Governor Inslee opened the ceremony by proudly congratulating Mercer Island for its high school’s distinguished alumna, Stanley Ann Dunham. “Because of her life” he said, “700,000 people in our state have health care today.” He was referring to the number of people who have been able to acquire health care under President Obama’s new health care laws.
Our guest speaker, Dr. Maya Soeteoro-Ng, shares her brother’s dedication to public service and their mother’s passion for global citizenship and social justice. A professor of peace education and conflict resolution at the University of Hawaii, Dr. Soetoro-Ng speaks worldwide about her peace initiatives.
Dr. Soetoro-Ng feels a strong connection with Mercer Island. She spoke about how her mother’s years growing up on Mercer Island influenced her: “It gave her enough of a sense of community, spirituality and grounded-ness that she was brave enough to go off to Indonesia,” she said.
Dr. Soetoro-Ng candidly shared her own experiences as a mother of two young girls. She especially moved the audience when she spoke about her adopted daughter. Her speech was followed by a Q and A, where we learned more about her teaching and childhood in Indonesia. Although Dr. Soetoro-Ng’s speech was geared towards the teen applicants to the Scholarship, she inspired everyone in the room.
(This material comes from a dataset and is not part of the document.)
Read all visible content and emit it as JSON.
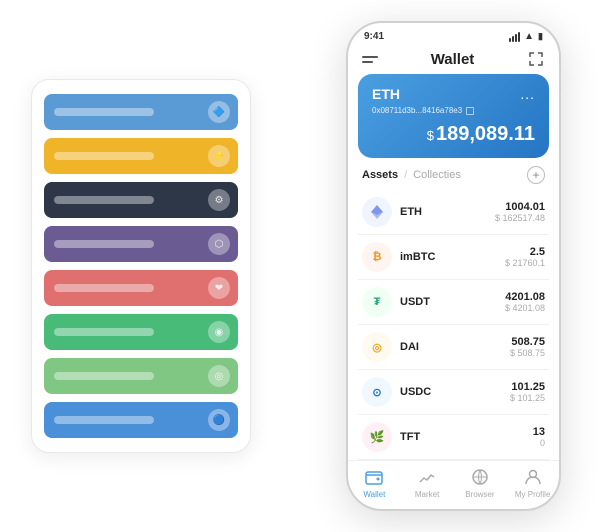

Finally the big moment arrived: it was time to announce the winners of the Scholarship. Board members Susie Rosenstein and Maxine Box recognized the accomplishments of each of the five finalists, who have volunteered to improve living conditions and opportunities in the areas of education, gender equality, homelessness and public health. The five finalists were the finalists were Eliana Grosoff, Megan Lee, Piper Casey, and this year’s scholars, Holly Waggoner and Rose Guttman.
For the second consecutive year, the Fund presented an award to the winner of an essay contest held by the University of Washington Anthropology Department. The winner, senior Sumaya Mohamed, plans to pursue work with vulnerable populations in global public health.
It was a spectacular, inspiring afternoon.